Anlamsız, diğer bir deyişle hikmetsiz iş yapmayan İlahi işleyiş, insanı yokluk aleminden varlık alemine taşımakla aslında hayatın anlamına dahil etmektedir.
Dolayısıyla varlığımız hayata bir anlam katmaz, biz varlığımızın farkına varamazsak hayatın anlamından mahrum oluruz. Zira yaşam dediğimiz süreç “biz olmasak da” zaten başlı başına anlam ifade ediyor.
Yani güneş biz olmadan da doğar. Nehirler biz olmadan da akar. Kuşlar biz olmadan da uçar, güneş biz olmadan da ısıtıp ışıtır. Yaz biz olmadan da ısıtır, kış biz olmadan da üşütür.
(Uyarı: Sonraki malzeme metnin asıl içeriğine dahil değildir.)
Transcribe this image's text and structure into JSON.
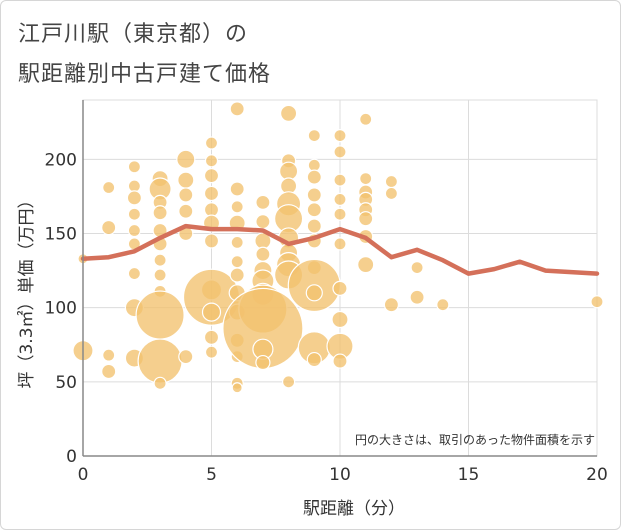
{
  "title_lines": [
    "江戸川駅（東京都）の",
    "駅距離別中古戸建て価格"
  ],
  "colors": {
    "bubble_fill": "#f2c26e",
    "bubble_stroke": "#ffffff",
    "line": "#d4705a",
    "grid": "#dcdcdc",
    "axis": "#888888"
  },
  "chart_data": {
    "type": "scatter",
    "xlabel": "駅距離（分）",
    "ylabel": "坪（3.3㎡）単価（万円）",
    "xlim": [
      0,
      20
    ],
    "ylim": [
      0,
      240
    ],
    "xticks": [
      0,
      5,
      10,
      15,
      20
    ],
    "yticks": [
      0,
      50,
      100,
      150,
      200
    ],
    "grid": true,
    "note": "円の大きさは、取引のあった物件面積を示す",
    "bubbles": [
      {
        "x": 0,
        "y": 133,
        "s": 5
      },
      {
        "x": 0,
        "y": 71,
        "s": 10
      },
      {
        "x": 1,
        "y": 181,
        "s": 6
      },
      {
        "x": 1,
        "y": 154,
        "s": 7
      },
      {
        "x": 1,
        "y": 68,
        "s": 6
      },
      {
        "x": 1,
        "y": 57,
        "s": 7
      },
      {
        "x": 2,
        "y": 195,
        "s": 6
      },
      {
        "x": 2,
        "y": 182,
        "s": 6
      },
      {
        "x": 2,
        "y": 174,
        "s": 7
      },
      {
        "x": 2,
        "y": 163,
        "s": 6
      },
      {
        "x": 2,
        "y": 152,
        "s": 6
      },
      {
        "x": 2,
        "y": 143,
        "s": 6
      },
      {
        "x": 2,
        "y": 123,
        "s": 6
      },
      {
        "x": 2,
        "y": 100,
        "s": 9
      },
      {
        "x": 2,
        "y": 66,
        "s": 9
      },
      {
        "x": 3,
        "y": 187,
        "s": 8
      },
      {
        "x": 3,
        "y": 180,
        "s": 11
      },
      {
        "x": 3,
        "y": 171,
        "s": 7
      },
      {
        "x": 3,
        "y": 164,
        "s": 7
      },
      {
        "x": 3,
        "y": 152,
        "s": 7
      },
      {
        "x": 3,
        "y": 143,
        "s": 7
      },
      {
        "x": 3,
        "y": 132,
        "s": 6
      },
      {
        "x": 3,
        "y": 122,
        "s": 6
      },
      {
        "x": 3,
        "y": 111,
        "s": 6
      },
      {
        "x": 3,
        "y": 95,
        "s": 24
      },
      {
        "x": 3,
        "y": 64,
        "s": 22
      },
      {
        "x": 3,
        "y": 49,
        "s": 6
      },
      {
        "x": 4,
        "y": 200,
        "s": 9
      },
      {
        "x": 4,
        "y": 186,
        "s": 8
      },
      {
        "x": 4,
        "y": 176,
        "s": 7
      },
      {
        "x": 4,
        "y": 165,
        "s": 7
      },
      {
        "x": 4,
        "y": 150,
        "s": 7
      },
      {
        "x": 4,
        "y": 67,
        "s": 7
      },
      {
        "x": 5,
        "y": 211,
        "s": 6
      },
      {
        "x": 5,
        "y": 199,
        "s": 6
      },
      {
        "x": 5,
        "y": 189,
        "s": 7
      },
      {
        "x": 5,
        "y": 177,
        "s": 7
      },
      {
        "x": 5,
        "y": 166,
        "s": 7
      },
      {
        "x": 5,
        "y": 157,
        "s": 8
      },
      {
        "x": 5,
        "y": 145,
        "s": 7
      },
      {
        "x": 5,
        "y": 112,
        "s": 10
      },
      {
        "x": 5,
        "y": 107,
        "s": 28
      },
      {
        "x": 5,
        "y": 97,
        "s": 9
      },
      {
        "x": 5,
        "y": 80,
        "s": 7
      },
      {
        "x": 5,
        "y": 70,
        "s": 6
      },
      {
        "x": 6,
        "y": 234,
        "s": 7
      },
      {
        "x": 6,
        "y": 180,
        "s": 7
      },
      {
        "x": 6,
        "y": 168,
        "s": 6
      },
      {
        "x": 6,
        "y": 157,
        "s": 8
      },
      {
        "x": 6,
        "y": 144,
        "s": 6
      },
      {
        "x": 6,
        "y": 131,
        "s": 6
      },
      {
        "x": 6,
        "y": 122,
        "s": 7
      },
      {
        "x": 6,
        "y": 110,
        "s": 8
      },
      {
        "x": 6,
        "y": 97,
        "s": 8
      },
      {
        "x": 6,
        "y": 78,
        "s": 7
      },
      {
        "x": 6,
        "y": 67,
        "s": 6
      },
      {
        "x": 6,
        "y": 49,
        "s": 6
      },
      {
        "x": 6,
        "y": 46,
        "s": 5
      },
      {
        "x": 7,
        "y": 171,
        "s": 7
      },
      {
        "x": 7,
        "y": 158,
        "s": 7
      },
      {
        "x": 7,
        "y": 145,
        "s": 8
      },
      {
        "x": 7,
        "y": 136,
        "s": 7
      },
      {
        "x": 7,
        "y": 125,
        "s": 9
      },
      {
        "x": 7,
        "y": 118,
        "s": 11
      },
      {
        "x": 7,
        "y": 109,
        "s": 11
      },
      {
        "x": 7,
        "y": 99,
        "s": 24
      },
      {
        "x": 7,
        "y": 86,
        "s": 40
      },
      {
        "x": 7,
        "y": 72,
        "s": 10
      },
      {
        "x": 7,
        "y": 63,
        "s": 7
      },
      {
        "x": 8,
        "y": 231,
        "s": 8
      },
      {
        "x": 8,
        "y": 199,
        "s": 7
      },
      {
        "x": 8,
        "y": 192,
        "s": 9
      },
      {
        "x": 8,
        "y": 182,
        "s": 8
      },
      {
        "x": 8,
        "y": 170,
        "s": 12
      },
      {
        "x": 8,
        "y": 160,
        "s": 14
      },
      {
        "x": 8,
        "y": 147,
        "s": 10
      },
      {
        "x": 8,
        "y": 137,
        "s": 9
      },
      {
        "x": 8,
        "y": 129,
        "s": 12
      },
      {
        "x": 8,
        "y": 122,
        "s": 14
      },
      {
        "x": 8,
        "y": 50,
        "s": 6
      },
      {
        "x": 9,
        "y": 216,
        "s": 6
      },
      {
        "x": 9,
        "y": 196,
        "s": 6
      },
      {
        "x": 9,
        "y": 188,
        "s": 7
      },
      {
        "x": 9,
        "y": 176,
        "s": 7
      },
      {
        "x": 9,
        "y": 166,
        "s": 7
      },
      {
        "x": 9,
        "y": 155,
        "s": 7
      },
      {
        "x": 9,
        "y": 145,
        "s": 7
      },
      {
        "x": 9,
        "y": 127,
        "s": 7
      },
      {
        "x": 9,
        "y": 115,
        "s": 26
      },
      {
        "x": 9,
        "y": 110,
        "s": 8
      },
      {
        "x": 9,
        "y": 73,
        "s": 16
      },
      {
        "x": 9,
        "y": 65,
        "s": 7
      },
      {
        "x": 10,
        "y": 216,
        "s": 6
      },
      {
        "x": 10,
        "y": 205,
        "s": 6
      },
      {
        "x": 10,
        "y": 186,
        "s": 6
      },
      {
        "x": 10,
        "y": 173,
        "s": 6
      },
      {
        "x": 10,
        "y": 163,
        "s": 6
      },
      {
        "x": 10,
        "y": 143,
        "s": 6
      },
      {
        "x": 10,
        "y": 113,
        "s": 7
      },
      {
        "x": 10,
        "y": 92,
        "s": 8
      },
      {
        "x": 10,
        "y": 74,
        "s": 13
      },
      {
        "x": 10,
        "y": 64,
        "s": 7
      },
      {
        "x": 11,
        "y": 227,
        "s": 6
      },
      {
        "x": 11,
        "y": 187,
        "s": 6
      },
      {
        "x": 11,
        "y": 178,
        "s": 7
      },
      {
        "x": 11,
        "y": 173,
        "s": 7
      },
      {
        "x": 11,
        "y": 166,
        "s": 7
      },
      {
        "x": 11,
        "y": 160,
        "s": 7
      },
      {
        "x": 11,
        "y": 148,
        "s": 7
      },
      {
        "x": 11,
        "y": 129,
        "s": 8
      },
      {
        "x": 12,
        "y": 185,
        "s": 6
      },
      {
        "x": 12,
        "y": 177,
        "s": 6
      },
      {
        "x": 12,
        "y": 102,
        "s": 7
      },
      {
        "x": 13,
        "y": 127,
        "s": 6
      },
      {
        "x": 13,
        "y": 107,
        "s": 7
      },
      {
        "x": 14,
        "y": 102,
        "s": 6
      },
      {
        "x": 20,
        "y": 104,
        "s": 6
      }
    ],
    "series": [
      {
        "type": "line",
        "x": [
          0,
          1,
          2,
          3,
          4,
          5,
          6,
          7,
          8,
          9,
          10,
          11,
          12,
          13,
          14,
          15,
          16,
          17,
          18,
          19,
          20
        ],
        "values": [
          133,
          134,
          138,
          147,
          155,
          153,
          153,
          152,
          143,
          147,
          153,
          147,
          134,
          139,
          132,
          123,
          126,
          131,
          125,
          124,
          123
        ]
      }
    ]
  }
}
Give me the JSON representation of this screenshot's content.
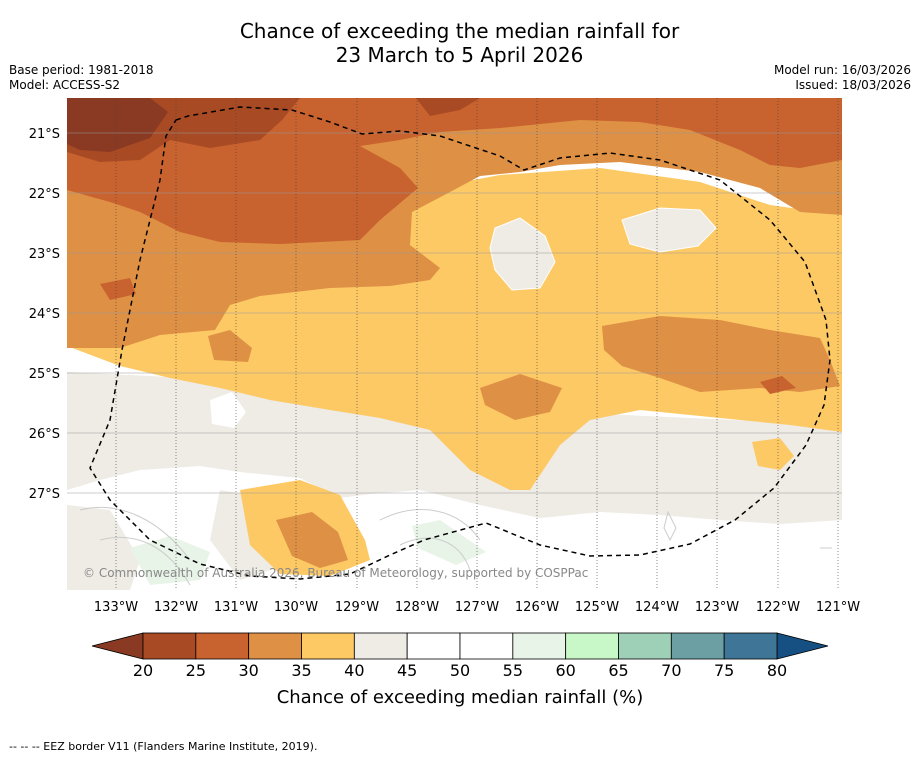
{
  "header": {
    "title_line1": "Chance of exceeding the median rainfall for",
    "title_line2": "23 March to 5 April 2026",
    "base_period": "Base period: 1981-2018",
    "model": "Model: ACCESS-S2",
    "model_run": "Model run: 16/03/2026",
    "issued": "Issued: 18/03/2026"
  },
  "map": {
    "lat_labels": [
      "21°S",
      "22°S",
      "23°S",
      "24°S",
      "25°S",
      "26°S",
      "27°S"
    ],
    "lon_labels": [
      "133°W",
      "132°W",
      "131°W",
      "130°W",
      "129°W",
      "128°W",
      "127°W",
      "126°W",
      "125°W",
      "124°W",
      "123°W",
      "122°W",
      "121°W"
    ],
    "copyright": "© Commonwealth of Australia 2026, Bureau of Meteorology, supported by COSPPac"
  },
  "colorbar": {
    "ticks": [
      "20",
      "25",
      "30",
      "35",
      "40",
      "45",
      "50",
      "55",
      "60",
      "65",
      "70",
      "75",
      "80"
    ],
    "colors": [
      "#a84a24",
      "#c8622e",
      "#de9045",
      "#fdc965",
      "#efebe5",
      "#ffffff",
      "#ffffff",
      "#e8f4e8",
      "#c8f8c8",
      "#9ecfb7",
      "#6b9fa3",
      "#3f7596"
    ],
    "under_color": "#8a3a22",
    "over_color": "#165082",
    "label": "Chance of exceeding median rainfall (%)"
  },
  "footer": {
    "legend": "--  --  -- EEZ border V11 (Flanders Marine Institute, 2019)."
  }
}
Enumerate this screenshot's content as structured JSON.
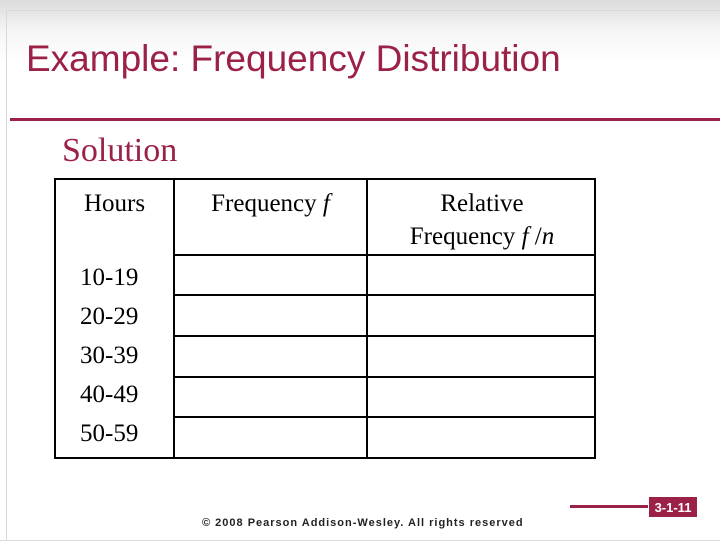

Bizim bu sürece dahil olmamız hayata anlam vermemizden değil, hayata verilen anlamı fark etme, diğer bir deyişle “aklımızı” kullanma yeteneğimizden gelir.
İşte ilahi hitabın fark etmemizi istediği yer, tam olarak burasıdır.
Zira mesaj gayet nettir;
“Ben seni iyi işler yapıp yapmayacağını sınamak için “sensiz olmaz” diyerek yokluk aleminden varlık alemine taşıdım ama varlık seni şımartır ve sen varlığın anlamına dahil ol(a)mazsan sensiz de olur.”
Tarih şahittir ki varlığı ile hayata anlam kattığı sanrısına kapılan her birey ve toplum, alçaltıcı felaketlerle sınanmıştır.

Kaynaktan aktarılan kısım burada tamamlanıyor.